9. Lubang hitam

236 68 15
                                    

Elaksi menepis mengurangi jarak antara dia dan Noran, membuat bibir mereka yang semula bersentuhan kini terpisah kembali dengan dua pemilik yang menatap canggung.

Jantung Elaksi berdetak sangat cepat, hembusan nafas Noran yang mengenai wajahnya masih ia ingat dengan jelas sensasi itu.

Elaksi menjadi lemah. Menurutnya perasaan seperti ini membuatnya menjadi sosok yang akan diinjak-injak oleh dunia.

Dan sekarang bukan saat nya untuk itu, Elaksi harus menguatkan hatinya agar tidak dijatuhkan oleh siapapun.

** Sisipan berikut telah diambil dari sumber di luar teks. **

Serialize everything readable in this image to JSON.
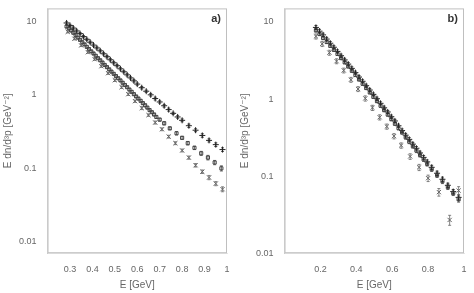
{
  "chart_data": [
    {
      "type": "scatter",
      "log": "y",
      "grid": false,
      "xlabel": "E [GeV]",
      "ylabel": "E dn/d³p [GeV⁻²]",
      "annotations": [
        "a)"
      ],
      "xlim": [
        0.2,
        1.0
      ],
      "ylim": [
        0.007,
        15
      ],
      "xticks": [
        0.3,
        0.4,
        0.5,
        0.6,
        0.7,
        0.8,
        0.9,
        1
      ],
      "yticks": [
        0.01,
        0.1,
        1,
        10
      ],
      "series": [
        {
          "color": "#444444",
          "marker": "square",
          "x": [
            0.285,
            0.295,
            0.305,
            0.315,
            0.325,
            0.335,
            0.345,
            0.355,
            0.365,
            0.375,
            0.385,
            0.395,
            0.405,
            0.415,
            0.425,
            0.435,
            0.445,
            0.455,
            0.465,
            0.475,
            0.485,
            0.495,
            0.505,
            0.515,
            0.525,
            0.535,
            0.545,
            0.555,
            0.565,
            0.575,
            0.585,
            0.595,
            0.605,
            0.615,
            0.625,
            0.635,
            0.645,
            0.655,
            0.665,
            0.675,
            0.685,
            0.7,
            0.72,
            0.745,
            0.775,
            0.8,
            0.825,
            0.855,
            0.885,
            0.915,
            0.945,
            0.975
          ],
          "values": [
            8.5,
            8.0,
            7.5,
            7.0,
            6.5,
            6.0,
            5.6,
            5.2,
            4.85,
            4.5,
            4.2,
            3.9,
            3.65,
            3.4,
            3.15,
            2.95,
            2.75,
            2.55,
            2.38,
            2.22,
            2.07,
            1.93,
            1.8,
            1.68,
            1.57,
            1.46,
            1.36,
            1.27,
            1.18,
            1.1,
            1.02,
            0.95,
            0.89,
            0.83,
            0.77,
            0.72,
            0.67,
            0.62,
            0.58,
            0.54,
            0.5,
            0.46,
            0.41,
            0.35,
            0.3,
            0.26,
            0.22,
            0.19,
            0.16,
            0.14,
            0.12,
            0.1
          ],
          "yerr": [
            0.3,
            0.28,
            0.26,
            0.24,
            0.22,
            0.2,
            0.18,
            0.17,
            0.16,
            0.15,
            0.14,
            0.13,
            0.12,
            0.11,
            0.1,
            0.09,
            0.09,
            0.08,
            0.08,
            0.07,
            0.07,
            0.06,
            0.06,
            0.06,
            0.05,
            0.05,
            0.05,
            0.04,
            0.04,
            0.04,
            0.04,
            0.03,
            0.03,
            0.03,
            0.03,
            0.03,
            0.02,
            0.02,
            0.02,
            0.02,
            0.02,
            0.02,
            0.02,
            0.015,
            0.015,
            0.012,
            0.012,
            0.01,
            0.01,
            0.01,
            0.008,
            0.008
          ]
        },
        {
          "color": "#222222",
          "marker": "plus",
          "x": [
            0.285,
            0.3,
            0.315,
            0.33,
            0.345,
            0.36,
            0.375,
            0.39,
            0.405,
            0.42,
            0.435,
            0.45,
            0.465,
            0.48,
            0.495,
            0.51,
            0.525,
            0.54,
            0.555,
            0.57,
            0.585,
            0.6,
            0.62,
            0.64,
            0.66,
            0.68,
            0.7,
            0.72,
            0.74,
            0.76,
            0.78,
            0.8,
            0.83,
            0.86,
            0.89,
            0.92,
            0.95,
            0.98
          ],
          "values": [
            9.5,
            8.8,
            8.1,
            7.4,
            6.8,
            6.2,
            5.7,
            5.2,
            4.75,
            4.35,
            3.97,
            3.62,
            3.3,
            3.0,
            2.73,
            2.49,
            2.26,
            2.06,
            1.87,
            1.7,
            1.55,
            1.4,
            1.25,
            1.12,
            1.0,
            0.89,
            0.8,
            0.71,
            0.63,
            0.56,
            0.5,
            0.45,
            0.38,
            0.33,
            0.28,
            0.24,
            0.21,
            0.18
          ],
          "yerr": [
            0.35,
            0.32,
            0.29,
            0.26,
            0.24,
            0.22,
            0.2,
            0.18,
            0.17,
            0.15,
            0.14,
            0.13,
            0.12,
            0.11,
            0.1,
            0.09,
            0.08,
            0.07,
            0.07,
            0.06,
            0.06,
            0.05,
            0.05,
            0.04,
            0.04,
            0.04,
            0.03,
            0.03,
            0.03,
            0.02,
            0.02,
            0.02,
            0.02,
            0.015,
            0.015,
            0.012,
            0.012,
            0.01
          ]
        },
        {
          "color": "#666666",
          "marker": "cross",
          "x": [
            0.29,
            0.32,
            0.35,
            0.38,
            0.41,
            0.44,
            0.47,
            0.5,
            0.53,
            0.56,
            0.59,
            0.62,
            0.65,
            0.68,
            0.71,
            0.74,
            0.77,
            0.8,
            0.83,
            0.86,
            0.89,
            0.92,
            0.95,
            0.98
          ],
          "values": [
            7.2,
            5.8,
            4.7,
            3.8,
            3.05,
            2.45,
            1.97,
            1.58,
            1.27,
            1.02,
            0.82,
            0.66,
            0.53,
            0.42,
            0.34,
            0.27,
            0.22,
            0.175,
            0.14,
            0.11,
            0.09,
            0.075,
            0.062,
            0.052
          ],
          "yerr": [
            0.25,
            0.2,
            0.16,
            0.13,
            0.1,
            0.08,
            0.07,
            0.06,
            0.05,
            0.04,
            0.03,
            0.03,
            0.02,
            0.02,
            0.015,
            0.012,
            0.01,
            0.008,
            0.007,
            0.006,
            0.005,
            0.005,
            0.004,
            0.004
          ]
        }
      ]
    },
    {
      "type": "scatter",
      "log": "y",
      "grid": false,
      "xlabel": "E [GeV]",
      "ylabel": "E dn/d³p [GeV⁻²]",
      "annotations": [
        "b)"
      ],
      "xlim": [
        0.0,
        1.0
      ],
      "ylim": [
        0.01,
        15
      ],
      "xticks": [
        0.2,
        0.4,
        0.6,
        0.8,
        1
      ],
      "yticks": [
        0.01,
        0.1,
        1,
        10
      ],
      "series": [
        {
          "color": "#444444",
          "marker": "square",
          "x": [
            0.175,
            0.195,
            0.215,
            0.235,
            0.255,
            0.275,
            0.295,
            0.315,
            0.335,
            0.355,
            0.375,
            0.395,
            0.415,
            0.435,
            0.455,
            0.475,
            0.495,
            0.515,
            0.535,
            0.555,
            0.575,
            0.595,
            0.615,
            0.635,
            0.655,
            0.675,
            0.695,
            0.715,
            0.735,
            0.755,
            0.775,
            0.795,
            0.82,
            0.85,
            0.88,
            0.91,
            0.94,
            0.97
          ],
          "values": [
            7.8,
            7.0,
            6.2,
            5.5,
            4.9,
            4.35,
            3.85,
            3.4,
            3.0,
            2.65,
            2.33,
            2.05,
            1.8,
            1.58,
            1.39,
            1.22,
            1.07,
            0.94,
            0.82,
            0.72,
            0.63,
            0.55,
            0.48,
            0.42,
            0.37,
            0.32,
            0.28,
            0.245,
            0.215,
            0.188,
            0.165,
            0.144,
            0.123,
            0.103,
            0.086,
            0.072,
            0.06,
            0.05
          ],
          "yerr": [
            0.4,
            0.35,
            0.3,
            0.26,
            0.22,
            0.19,
            0.17,
            0.15,
            0.13,
            0.11,
            0.1,
            0.09,
            0.08,
            0.07,
            0.06,
            0.05,
            0.05,
            0.04,
            0.04,
            0.035,
            0.03,
            0.028,
            0.025,
            0.022,
            0.02,
            0.018,
            0.016,
            0.014,
            0.013,
            0.011,
            0.01,
            0.009,
            0.008,
            0.007,
            0.006,
            0.005,
            0.004,
            0.004
          ]
        },
        {
          "color": "#222222",
          "marker": "plus",
          "x": [
            0.175,
            0.195,
            0.215,
            0.235,
            0.255,
            0.275,
            0.295,
            0.315,
            0.335,
            0.355,
            0.375,
            0.395,
            0.415,
            0.435,
            0.455,
            0.475,
            0.495,
            0.515,
            0.535,
            0.555,
            0.575,
            0.595,
            0.615,
            0.635,
            0.655,
            0.675,
            0.695,
            0.715,
            0.735,
            0.755,
            0.775,
            0.795,
            0.82,
            0.85,
            0.88,
            0.91,
            0.94,
            0.97
          ],
          "values": [
            8.5,
            7.6,
            6.8,
            6.0,
            5.3,
            4.7,
            4.15,
            3.65,
            3.22,
            2.84,
            2.5,
            2.2,
            1.93,
            1.7,
            1.49,
            1.31,
            1.15,
            1.01,
            0.88,
            0.77,
            0.68,
            0.59,
            0.52,
            0.45,
            0.39,
            0.34,
            0.3,
            0.26,
            0.23,
            0.2,
            0.175,
            0.153,
            0.13,
            0.109,
            0.091,
            0.076,
            0.063,
            0.053
          ],
          "yerr": [
            0.5,
            0.42,
            0.36,
            0.31,
            0.27,
            0.23,
            0.2,
            0.18,
            0.16,
            0.14,
            0.12,
            0.1,
            0.09,
            0.08,
            0.07,
            0.06,
            0.05,
            0.05,
            0.04,
            0.04,
            0.03,
            0.03,
            0.025,
            0.022,
            0.02,
            0.018,
            0.016,
            0.014,
            0.012,
            0.011,
            0.01,
            0.009,
            0.008,
            0.007,
            0.006,
            0.005,
            0.004,
            0.004
          ]
        },
        {
          "color": "#666666",
          "marker": "cross",
          "x": [
            0.175,
            0.21,
            0.25,
            0.29,
            0.33,
            0.37,
            0.41,
            0.45,
            0.49,
            0.53,
            0.57,
            0.61,
            0.65,
            0.7,
            0.75,
            0.8,
            0.86,
            0.92,
            0.97
          ],
          "values": [
            6.5,
            5.2,
            4.0,
            3.1,
            2.35,
            1.78,
            1.35,
            1.02,
            0.77,
            0.58,
            0.44,
            0.33,
            0.25,
            0.18,
            0.13,
            0.094,
            0.062,
            0.027,
            0.065
          ],
          "yerr": [
            0.5,
            0.4,
            0.3,
            0.23,
            0.17,
            0.13,
            0.1,
            0.08,
            0.06,
            0.045,
            0.034,
            0.026,
            0.02,
            0.015,
            0.012,
            0.009,
            0.007,
            0.004,
            0.008
          ]
        }
      ]
    }
  ]
}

"Gua permisi sebentar mau nelpon." Elaksi mengeluarkan handphonenya dengan cepat.

Setelah otaknya itu berhasil menyimpulkan rangkaian masalah hari ini, dan semuanya bermula dari Doni.

Doni bahkan dengan tebal muka menelpon Elaksi mengatakan informasi perihal kepemilikan apartemen Elaksi.

"Doni, kamu tau semua ini kan?" ucap Elaksi setelah panggilannya tersambung dengan Doni.

"Makanya kembalilah padaku Elaksi, jangan buang-buang waktu bermain dengan anak pejabat negara yang korup itu." timpal Doni.

Elaksi terdiam. Dugaannya selama ini tepat, Doni masih tidak rela melepaskan Elaksi dan masih ingin mengetahui tentang kehidupan Elaksi.

"Dengar ya, aku bersama denganmu adalah bentuk dari buang-buang waktu, jadi kalau kamu hanya ingin menghentikkan aku bertemu dengan Noran sampai menciptakan masalah ini, aku akan lebih membencimu lagi." tegas Elaksi.

"Kamu belum tau kalau yang menciptakan masalah ini bukan aku tapi ayahnya si Noran kan? dia alasan semua ini bisa berjalan lancar, dia yang melaporkan ayahmu. Kemudian dana anggaran di himpunan mu? dia juga pelakunya." Doni membela dirinya.

Elaksi menjatuhkan ponselnya, otaknya berusaha menyusun puzzle yang tidak menyatu dengan pas di masalah ini.

Sebenarnya sejak kapan orang-orang mulai mengambil kendali di hidupnya?

Padahal yang ia lakukan hanya mengambil kembali kepemilikan dari hidupnya

Elaksi memutar otaknya, bagaimanapun caranya ia harus menyelesaikan semua ini tanpa menyakiti Noran dan orang tuanya.

Elaksi lalu menelpon sopirnya, Pak Hasan.

"Pak jemput saya sekarang."


***

Elaksi yang tak kunjung kembali membuat Noran khawatir dan menghampiri gadis itu.

Setelah menelpon Pak Hasan, Elaksi berjongkok menunggu jemputan nya dengan kepala yang meringkuk.

"Kenapa lo?" tanya Noran menyamakan posisinya.

Elaksi mengangkat kepalanya menatap Noran, "Noran jangan lakuin apapun, lo percaya gua kan? Tunggu gua ya."

"Lo mau pergi?"

"Iya."

"Berapa lama?"

Hanya sebuah senyuman yang bisa Elaksi berikan sebagai jawaban. Ia sendiri tidak tahu berapa lama waktu yang ia butuhkan untuk menyelesaikan semua ini.

Lelah adalah satu kata yang menggambarkan betapa ia ingin ini semua berakhir. Ia hanya ingin semua orang menjalani hidupnya masing-masing dengan bahagia. 

Begitu juga Elaksi sebagai pemilik hidupnya.

Kini ia hanya menjadi seorang gadis yang berjuang untuk hidup dengan skenario terburuk Tuhan.